Старая, еще мальчишеская, юнкерская дружба Петрова-Мясоедова и Гридасова здесь, на войне, проявилась с новой силой. В последние годы они встречались редко, переписывались от случая к случаю, и сейчас, когда судьба неожиданно свела их вместе так близко, они с радостью убедились, что товарищеские чувства, которые их связывали, нисколько не поблекли. Поэтому и совместную службу, несмотря на то, что Гридасов был назначен командиром особого отряда, а Петров-Мясоедов его заместителем, они тянули дружно, в одной упряжке, а если спорили, только по делу, чутко прислушиваясь друг к другу – опыт у них, у обоих, имелся немаленький, и прислушиваться, понимали они, просто необходимо.

Вот и в этот раз, долго не рассуждая, приняли решение – со станции Вафандян выдвинуться вперед и произвести разведку, чтобы иметь достоверные данные. В разведку на паровозе с двумя платформами ушел Гридасов, а Петров-Мясоедов принялся формировать эшелон.

На рассвете к станции подошли два поезда со снарядами. От самого Петербурга их сопровождали несколько артиллерийских офицеров.

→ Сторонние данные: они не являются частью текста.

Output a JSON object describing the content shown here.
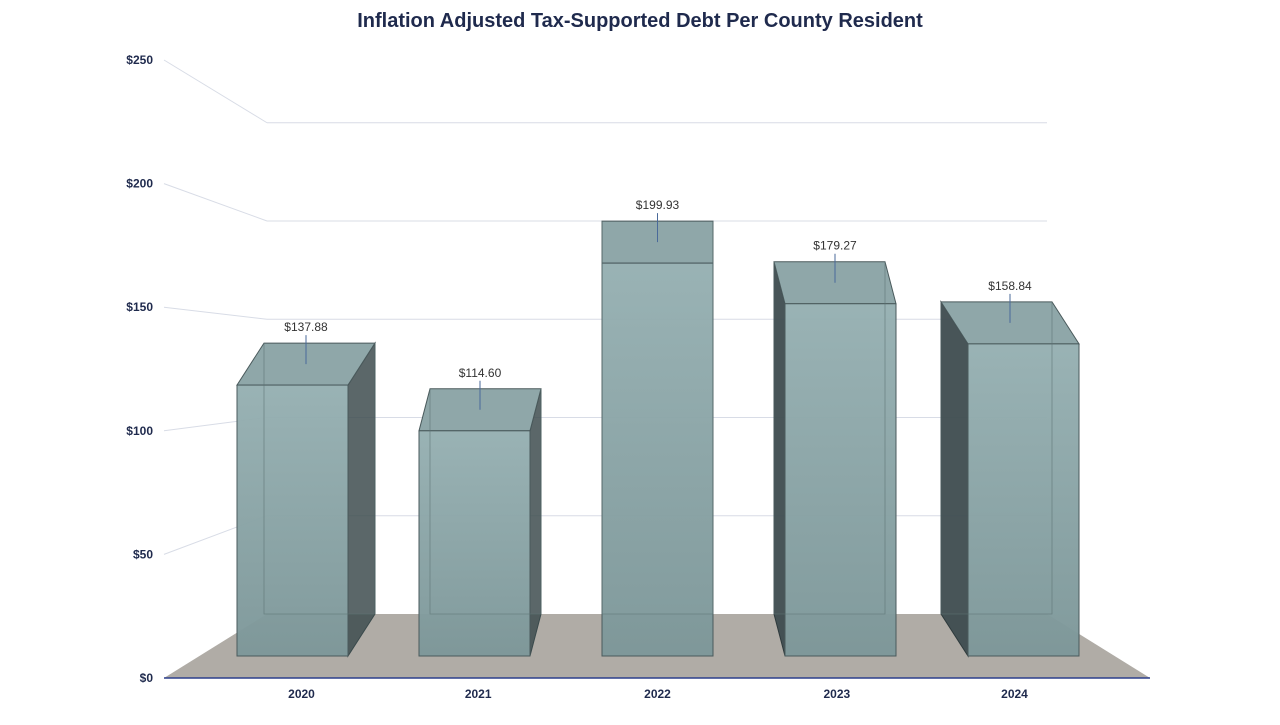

Оставить свой груз они отказались.

– Мы уж, господин подполковник, до самого Порт-Артура свои снаряды доставим, – говорил пожилой штабс-капитан, помаргивая воспаленными глазами, – согласно приказу.

Спорить Иван Михайлович не стал, только удивленно, про себя подумал: «Да, широка Россия-матушка, это сколько же времени они тащились из Петербурга?»

И только тут заметил, что форма штабс-капитана тщательно отглажена, сапоги вычищены до зеркального блеска, звездочки на погонах и пуговицы искрятся.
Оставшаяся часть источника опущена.